I must have been between the ages of seven and nine on a family visit to my Grandfather’s apartment. Even though he lived within twenty to thirty minutes to our house, depending on traffic, it was rare to see him. I can only remember a handful of times.

This particular time, my brother and I were in the parking lot having a rock fight. Not the smartest thing two boys can do. He is five years older than I am so that puts him at twelve to fourteen years old. The sun was going down quickly, as it does in South Florida.

As often happened with my brother growing up, he did or said something I did not like and I played up the drama by turning away from him and tapping my foot. It was falling dark, quickly.

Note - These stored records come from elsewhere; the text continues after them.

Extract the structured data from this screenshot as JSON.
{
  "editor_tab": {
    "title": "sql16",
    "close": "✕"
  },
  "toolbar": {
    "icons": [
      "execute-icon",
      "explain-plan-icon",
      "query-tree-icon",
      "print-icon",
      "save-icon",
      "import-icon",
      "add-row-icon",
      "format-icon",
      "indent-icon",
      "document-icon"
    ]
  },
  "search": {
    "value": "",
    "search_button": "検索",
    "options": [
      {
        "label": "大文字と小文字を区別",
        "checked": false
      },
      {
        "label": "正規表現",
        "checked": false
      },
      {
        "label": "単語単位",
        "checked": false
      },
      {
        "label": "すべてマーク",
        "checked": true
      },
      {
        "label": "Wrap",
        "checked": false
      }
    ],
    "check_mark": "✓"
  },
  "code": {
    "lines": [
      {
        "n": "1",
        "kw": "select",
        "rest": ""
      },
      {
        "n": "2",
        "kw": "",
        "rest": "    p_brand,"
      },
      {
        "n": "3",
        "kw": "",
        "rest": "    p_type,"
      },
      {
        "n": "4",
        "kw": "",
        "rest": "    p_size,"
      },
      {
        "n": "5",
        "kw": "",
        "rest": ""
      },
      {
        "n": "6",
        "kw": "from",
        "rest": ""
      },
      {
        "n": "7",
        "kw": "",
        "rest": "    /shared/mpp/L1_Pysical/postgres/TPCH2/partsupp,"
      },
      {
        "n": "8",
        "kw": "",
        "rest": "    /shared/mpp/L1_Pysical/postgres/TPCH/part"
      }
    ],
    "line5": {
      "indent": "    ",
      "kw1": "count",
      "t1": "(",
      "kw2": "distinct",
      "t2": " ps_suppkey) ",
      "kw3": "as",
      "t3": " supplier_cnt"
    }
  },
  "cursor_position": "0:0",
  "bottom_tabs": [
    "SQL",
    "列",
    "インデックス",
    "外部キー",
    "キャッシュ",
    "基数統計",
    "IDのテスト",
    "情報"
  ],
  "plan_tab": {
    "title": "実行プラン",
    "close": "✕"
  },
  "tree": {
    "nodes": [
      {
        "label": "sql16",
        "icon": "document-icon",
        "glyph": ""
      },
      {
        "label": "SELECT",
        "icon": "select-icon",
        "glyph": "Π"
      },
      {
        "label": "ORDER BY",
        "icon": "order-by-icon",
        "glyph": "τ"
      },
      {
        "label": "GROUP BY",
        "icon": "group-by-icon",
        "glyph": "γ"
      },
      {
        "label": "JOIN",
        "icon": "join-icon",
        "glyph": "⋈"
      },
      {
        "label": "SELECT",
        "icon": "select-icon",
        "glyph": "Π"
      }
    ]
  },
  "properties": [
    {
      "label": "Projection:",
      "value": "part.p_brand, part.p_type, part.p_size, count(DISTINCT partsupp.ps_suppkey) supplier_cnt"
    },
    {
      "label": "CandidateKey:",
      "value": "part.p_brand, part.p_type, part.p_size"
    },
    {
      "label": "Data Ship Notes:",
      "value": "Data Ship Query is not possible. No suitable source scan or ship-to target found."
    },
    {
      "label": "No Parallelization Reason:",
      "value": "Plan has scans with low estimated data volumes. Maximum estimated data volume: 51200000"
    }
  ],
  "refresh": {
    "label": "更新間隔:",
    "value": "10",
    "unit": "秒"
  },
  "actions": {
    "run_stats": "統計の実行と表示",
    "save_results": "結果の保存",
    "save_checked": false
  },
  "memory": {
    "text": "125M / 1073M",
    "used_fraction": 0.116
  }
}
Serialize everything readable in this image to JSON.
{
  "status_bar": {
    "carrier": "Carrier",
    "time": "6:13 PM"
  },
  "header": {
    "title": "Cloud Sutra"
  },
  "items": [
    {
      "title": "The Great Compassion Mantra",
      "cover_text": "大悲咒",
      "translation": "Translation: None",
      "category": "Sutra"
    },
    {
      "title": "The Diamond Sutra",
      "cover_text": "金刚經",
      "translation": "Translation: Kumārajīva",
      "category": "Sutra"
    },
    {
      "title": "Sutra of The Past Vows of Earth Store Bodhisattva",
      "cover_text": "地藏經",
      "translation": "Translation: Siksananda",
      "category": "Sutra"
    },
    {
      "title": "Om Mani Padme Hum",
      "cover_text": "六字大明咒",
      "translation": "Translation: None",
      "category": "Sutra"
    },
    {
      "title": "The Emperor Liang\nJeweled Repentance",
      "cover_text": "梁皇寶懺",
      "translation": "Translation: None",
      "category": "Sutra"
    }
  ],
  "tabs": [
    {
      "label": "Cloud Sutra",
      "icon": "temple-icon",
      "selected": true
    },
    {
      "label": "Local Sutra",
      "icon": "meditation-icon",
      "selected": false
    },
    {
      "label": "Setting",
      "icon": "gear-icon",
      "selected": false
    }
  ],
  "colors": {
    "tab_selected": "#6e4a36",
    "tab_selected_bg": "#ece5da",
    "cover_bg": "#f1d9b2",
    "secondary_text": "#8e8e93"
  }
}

“James, watch out!” he said.

I turned and was hit in the forehead by what felt like a boulder, but turned out was only a large rock. I was filled with anger and my brother was filled with panic as he saw what he had done. I fell to the ground and he rushed over. As he began to drag me toward my grandfather’s apartment, I was screaming my refusal and telling him to, more than likely, “unhand me.” As the dragging continued, I felt a warm sensation washing over my face and in my eyes. I touched my face and looked at it. There was barely any natural light anymore and the substance was just dark and thick on my hand. I knew what it was though and began to scream in a different way. I was scared and crying now, no longer angry.

The scene inside the apartment was one of shock and panic, as I’m sure all they saw was my brother dragging in a bloodied me. My father drove to the hospital and my grandfather held me in the passenger seat in his lap with something over my forehead to slow the blood flow.

I had seven stitches put in and the doctor said that I would not have a scar.

It is there, a diagonal inch jutting from the hairline, right in the middle.